SPAT UPON. Whatever the judicial niceties, practitioners of realpolitik are urging the Sorbs to get real. "We've promised to protect them, but not every single village," says Steffen Reiche, Brandenburg's Culture & Science Minister. "I'm not interested in creating a museum. We need the coal. We need the jobs."
He has a point. The air may have gotten cleaner since three private utility companies bought up the old East German power network after reunification, shutting down the two-thirds of Brandenburg collieries and power plants that flouted EU health and safety regulations. But with regional unemployment now pushing 25%, local non-Sorbs have little patience for folksy sentiment. When Chancellor Helmut Kohl last month opened a futuristic electricity generating station built to process the lignite under Horno and three other threatened settlements, protesters were jostled and spat on.
Back in Horno, memories of Kohl's visit evoke the same kind of response. "I'm not going," Muller repeats, spitting over his latticework fence for emphasis. "I don't care what's going on in their heads." And with that, he resumes digging, turning his back on the outside world.
Whether or not the Sorbs are fated for the slag heap of history depends on which Sorbs you talk to. The Catholics of Upper Sorbia, grouped around the town of Bautzen, speak a dialect akin to Czech and until recently had little to do with outsiders. "Their folklore, customs, and language are living culture--they're not just going through the motions," says Nada Valaskova of the Prague Ethnological Institute.

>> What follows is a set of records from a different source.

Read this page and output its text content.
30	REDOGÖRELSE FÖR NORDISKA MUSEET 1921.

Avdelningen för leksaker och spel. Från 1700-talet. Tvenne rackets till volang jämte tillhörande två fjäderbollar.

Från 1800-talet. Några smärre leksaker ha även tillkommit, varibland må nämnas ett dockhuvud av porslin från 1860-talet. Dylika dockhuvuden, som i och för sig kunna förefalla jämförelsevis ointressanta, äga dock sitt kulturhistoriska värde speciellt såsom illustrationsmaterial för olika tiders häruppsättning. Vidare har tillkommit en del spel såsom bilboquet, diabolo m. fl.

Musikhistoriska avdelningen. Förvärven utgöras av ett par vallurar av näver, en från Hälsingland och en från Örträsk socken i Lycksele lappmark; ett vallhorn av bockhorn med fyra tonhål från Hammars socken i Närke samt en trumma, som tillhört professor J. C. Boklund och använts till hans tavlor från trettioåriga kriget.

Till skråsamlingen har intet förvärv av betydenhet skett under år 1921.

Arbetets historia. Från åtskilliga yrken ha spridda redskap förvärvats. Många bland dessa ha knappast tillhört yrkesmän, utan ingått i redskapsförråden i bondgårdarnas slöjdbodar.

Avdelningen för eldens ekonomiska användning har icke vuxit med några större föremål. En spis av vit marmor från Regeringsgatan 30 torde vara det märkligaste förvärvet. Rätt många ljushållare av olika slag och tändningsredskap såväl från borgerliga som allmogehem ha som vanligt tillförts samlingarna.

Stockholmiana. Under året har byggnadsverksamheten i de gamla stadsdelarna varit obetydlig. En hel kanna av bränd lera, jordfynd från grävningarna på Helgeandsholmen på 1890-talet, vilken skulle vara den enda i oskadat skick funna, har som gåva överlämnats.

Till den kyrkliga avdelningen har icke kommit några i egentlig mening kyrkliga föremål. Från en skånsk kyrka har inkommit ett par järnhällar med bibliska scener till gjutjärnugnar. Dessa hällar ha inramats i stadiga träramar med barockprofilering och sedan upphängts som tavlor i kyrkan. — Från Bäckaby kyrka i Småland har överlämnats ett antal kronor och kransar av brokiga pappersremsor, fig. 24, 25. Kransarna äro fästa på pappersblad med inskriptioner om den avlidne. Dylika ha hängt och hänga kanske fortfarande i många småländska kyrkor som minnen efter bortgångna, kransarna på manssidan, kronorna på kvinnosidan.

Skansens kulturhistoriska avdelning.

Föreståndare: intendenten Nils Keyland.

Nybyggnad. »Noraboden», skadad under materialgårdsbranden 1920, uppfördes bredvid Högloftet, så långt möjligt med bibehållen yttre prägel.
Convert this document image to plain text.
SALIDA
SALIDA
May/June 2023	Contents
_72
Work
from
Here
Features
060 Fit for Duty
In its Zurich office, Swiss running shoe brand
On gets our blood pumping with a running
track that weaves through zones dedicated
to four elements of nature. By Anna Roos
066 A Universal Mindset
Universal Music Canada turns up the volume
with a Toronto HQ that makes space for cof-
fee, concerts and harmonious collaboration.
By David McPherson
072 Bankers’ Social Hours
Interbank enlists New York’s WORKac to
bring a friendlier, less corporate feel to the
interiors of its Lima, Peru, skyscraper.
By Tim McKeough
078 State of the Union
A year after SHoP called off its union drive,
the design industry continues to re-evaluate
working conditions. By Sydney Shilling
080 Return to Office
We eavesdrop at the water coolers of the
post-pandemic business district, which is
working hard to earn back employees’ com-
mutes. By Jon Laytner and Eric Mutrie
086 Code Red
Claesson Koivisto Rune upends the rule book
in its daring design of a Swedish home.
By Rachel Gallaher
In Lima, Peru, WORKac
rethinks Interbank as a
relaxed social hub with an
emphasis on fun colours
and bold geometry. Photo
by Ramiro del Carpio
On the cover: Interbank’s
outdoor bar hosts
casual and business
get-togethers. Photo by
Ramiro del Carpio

By contrast, the Horno Protestants, whose language is closer to Polish, have had things tougher. Lower Sorbia was designated a powerhouse of East Germany's military-industrial complex, and the resulting influx of outsiders brought a dilution of the bloodlines and a feeling that submersion in the German identity was a prerequisite for social advancement. "Typically, these days, only one parent is Sorb, or only the grandparents speak Sorbian. The children learn it more as a hobby," laments Potsdam University's Madlena Norberg, who trains Sorb-language grade school teachers. "Once the language stops being spoken around the hearth, it's hard to keep alive. But we have to try."